Et il raconta les petits projets d’établissement qu’il avait formés avec son fils.

— Eh bien ! reprit la marquise, j’y aviserai. Rassurez-vous, comptez sur moi ; dès demain vous aurez la preuve de l’intérêt que je vous porte, et avant huit jours vous serez en mesure de prendre votre retraite au bord du Val-Formoso.

Le vieil aveugle pleurait de joie ; il se mit à balbutier toutes les formules de complimens et remerciemens que lui suggérait sa reconnaissance, et sortit en comblant de souhaits heureux jusqu’aux valets, qui, par deux fois, l’avaient repoussé avec dédain.
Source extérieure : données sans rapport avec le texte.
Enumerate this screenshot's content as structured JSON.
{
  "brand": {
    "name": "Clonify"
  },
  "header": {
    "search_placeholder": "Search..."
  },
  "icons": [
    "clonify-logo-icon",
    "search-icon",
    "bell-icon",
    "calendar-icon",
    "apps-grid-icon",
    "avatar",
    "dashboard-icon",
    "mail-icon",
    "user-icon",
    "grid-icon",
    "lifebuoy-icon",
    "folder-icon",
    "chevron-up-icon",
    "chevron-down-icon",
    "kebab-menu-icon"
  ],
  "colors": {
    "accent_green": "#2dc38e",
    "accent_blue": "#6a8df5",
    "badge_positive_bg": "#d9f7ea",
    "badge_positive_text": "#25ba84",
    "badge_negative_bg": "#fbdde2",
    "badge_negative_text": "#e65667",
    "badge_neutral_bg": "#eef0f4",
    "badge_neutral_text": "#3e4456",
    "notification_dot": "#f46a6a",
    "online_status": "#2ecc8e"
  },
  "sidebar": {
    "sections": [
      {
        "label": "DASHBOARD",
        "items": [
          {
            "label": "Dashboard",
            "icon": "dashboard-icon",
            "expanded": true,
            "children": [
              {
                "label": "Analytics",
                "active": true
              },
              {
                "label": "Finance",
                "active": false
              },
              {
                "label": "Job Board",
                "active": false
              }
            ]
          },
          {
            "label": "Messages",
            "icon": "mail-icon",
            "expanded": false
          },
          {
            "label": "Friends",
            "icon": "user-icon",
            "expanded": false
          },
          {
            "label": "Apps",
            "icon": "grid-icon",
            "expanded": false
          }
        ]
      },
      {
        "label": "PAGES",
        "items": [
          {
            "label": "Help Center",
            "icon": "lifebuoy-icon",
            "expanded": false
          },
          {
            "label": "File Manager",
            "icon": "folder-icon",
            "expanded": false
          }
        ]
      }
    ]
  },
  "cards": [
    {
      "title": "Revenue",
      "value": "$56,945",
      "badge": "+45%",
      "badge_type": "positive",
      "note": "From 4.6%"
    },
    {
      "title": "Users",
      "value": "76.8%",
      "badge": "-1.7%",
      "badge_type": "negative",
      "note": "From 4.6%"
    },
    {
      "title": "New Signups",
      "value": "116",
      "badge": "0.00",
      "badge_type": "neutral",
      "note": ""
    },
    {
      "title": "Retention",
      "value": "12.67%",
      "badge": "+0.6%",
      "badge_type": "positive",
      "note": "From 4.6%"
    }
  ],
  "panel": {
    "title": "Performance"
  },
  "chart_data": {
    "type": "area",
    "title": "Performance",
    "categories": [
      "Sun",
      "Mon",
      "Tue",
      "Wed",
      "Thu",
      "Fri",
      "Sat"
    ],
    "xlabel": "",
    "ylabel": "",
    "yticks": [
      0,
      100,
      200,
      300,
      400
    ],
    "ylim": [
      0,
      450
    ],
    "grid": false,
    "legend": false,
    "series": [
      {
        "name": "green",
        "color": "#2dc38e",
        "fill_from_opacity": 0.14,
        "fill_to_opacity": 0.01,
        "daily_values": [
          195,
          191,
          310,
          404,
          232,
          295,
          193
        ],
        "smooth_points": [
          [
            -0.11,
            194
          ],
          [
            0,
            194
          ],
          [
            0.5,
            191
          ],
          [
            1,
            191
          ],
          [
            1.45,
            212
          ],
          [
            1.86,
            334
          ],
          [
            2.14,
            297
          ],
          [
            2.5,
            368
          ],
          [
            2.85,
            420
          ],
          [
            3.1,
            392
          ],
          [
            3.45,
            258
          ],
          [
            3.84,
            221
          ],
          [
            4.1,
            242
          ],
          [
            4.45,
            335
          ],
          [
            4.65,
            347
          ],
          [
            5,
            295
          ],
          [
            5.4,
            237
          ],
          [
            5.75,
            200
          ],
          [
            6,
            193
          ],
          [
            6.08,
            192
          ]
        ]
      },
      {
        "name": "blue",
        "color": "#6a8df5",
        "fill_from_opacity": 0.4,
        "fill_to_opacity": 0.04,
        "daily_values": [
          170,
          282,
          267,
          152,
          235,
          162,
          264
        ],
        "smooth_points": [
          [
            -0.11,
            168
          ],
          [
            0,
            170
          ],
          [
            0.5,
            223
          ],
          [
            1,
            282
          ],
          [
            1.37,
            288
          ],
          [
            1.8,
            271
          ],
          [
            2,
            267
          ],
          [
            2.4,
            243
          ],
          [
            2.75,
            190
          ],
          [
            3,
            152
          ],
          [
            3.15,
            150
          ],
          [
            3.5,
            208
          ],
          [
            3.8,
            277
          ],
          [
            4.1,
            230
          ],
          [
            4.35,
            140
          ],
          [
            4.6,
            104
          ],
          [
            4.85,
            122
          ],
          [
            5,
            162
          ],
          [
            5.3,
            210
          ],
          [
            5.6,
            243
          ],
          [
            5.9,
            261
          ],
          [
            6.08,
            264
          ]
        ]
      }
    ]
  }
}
Quelques instans après le départ du vieux Joaquim, la marquise descendit au jardin. Dona Flora s’y promenait seule d’un air triste et rêveur.

— Flora, mon enfant, qu’avez-vous ? lui demanda la marquise. Hier vous pleuriez au salon, et je vous trouve pâle ce matin.

— Je souffre, madame ; la tête me fait mal, je me sens oppressée… La vie que je mène me fatigue et m’ennuie. Oh ! si je savais où me retirer !

— A votre âge, mon enfant ?… Ne serait-ce point vous préparer des regrets amers et des ennuis bien plus cruels que ceux dont vous vous plaignez ?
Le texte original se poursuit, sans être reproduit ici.